Petz, <anandtech's numbers were done on pre-release 3-RIMM i820 board.>
So were Tom's. His review was made on October 5th, 1999, well before the 2 RIMM motherboards were released.
<Intel had to slow the memory interface to get it stable>
No they didn't, at least not to solve the 3-RIMM problem. What Intel did was limit the number of open banks, but that limit was already put in place before the 3-RIMM problem.
The only change they made between September 29 and the actual release date of mid-November was to take away one of the RIMM slots. That has nothing to do with the speed of the memory interface. In fact, because of a peculiarity in the Rambus protocol, a two-RIMM motherboard performs slightly better than a three-RIMM board.
<And anyhow, with the SysMark 98 business benchmark, RDRAM/i820 was only 2.4% higher than PC100/BX, much less than the performance increase from PC100 to PC133 on the Athlon.>
Funny how the same jump from PC100 to PC133 also decreased the performance of Quake. But I guess you can attribute that to Via's poor AGP implementation.

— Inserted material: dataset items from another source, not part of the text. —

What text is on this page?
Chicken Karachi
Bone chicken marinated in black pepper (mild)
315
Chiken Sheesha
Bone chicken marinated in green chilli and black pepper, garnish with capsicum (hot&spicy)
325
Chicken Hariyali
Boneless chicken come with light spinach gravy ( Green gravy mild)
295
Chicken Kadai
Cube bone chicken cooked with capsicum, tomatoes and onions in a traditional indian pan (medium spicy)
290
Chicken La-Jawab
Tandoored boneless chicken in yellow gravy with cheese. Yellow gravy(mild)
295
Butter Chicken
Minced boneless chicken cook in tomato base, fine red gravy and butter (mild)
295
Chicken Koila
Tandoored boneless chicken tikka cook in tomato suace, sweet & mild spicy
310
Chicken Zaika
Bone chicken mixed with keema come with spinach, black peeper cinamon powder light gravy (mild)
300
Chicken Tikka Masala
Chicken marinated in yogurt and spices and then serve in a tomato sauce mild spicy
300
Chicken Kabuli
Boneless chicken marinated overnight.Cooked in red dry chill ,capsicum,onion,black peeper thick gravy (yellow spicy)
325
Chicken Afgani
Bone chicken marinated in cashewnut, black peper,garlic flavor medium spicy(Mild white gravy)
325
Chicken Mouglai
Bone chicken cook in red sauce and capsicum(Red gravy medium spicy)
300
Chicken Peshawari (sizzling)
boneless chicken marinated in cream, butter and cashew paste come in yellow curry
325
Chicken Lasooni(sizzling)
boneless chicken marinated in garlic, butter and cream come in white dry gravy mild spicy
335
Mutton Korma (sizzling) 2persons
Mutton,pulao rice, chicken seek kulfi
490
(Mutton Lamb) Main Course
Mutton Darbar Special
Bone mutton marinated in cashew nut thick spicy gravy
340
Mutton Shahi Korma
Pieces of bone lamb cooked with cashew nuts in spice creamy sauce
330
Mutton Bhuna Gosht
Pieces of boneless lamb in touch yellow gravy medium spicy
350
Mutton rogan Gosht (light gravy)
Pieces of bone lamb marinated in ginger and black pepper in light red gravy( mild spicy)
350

By the way, I've noticed a certain dualism regarding RDRAM. People complain that Intel would have never achieved the high SPECmark numbers with Coppermine without the use of RDRAM (among other things). They say that comparing Coppermine on RDRAM to Athlon on SDRAM isn't fair. Yet I've noticed people, probably the same ones, also poking fun at RDRAM because it allegedly fails to outperform SDRAM in independent benchmarking.
You can't have it both ways, you know. Either RDRAM demonstrates no performance advantage over SDRAM, or RDRAM gives Coppermine an unfair advantage over Athlon. Which is it?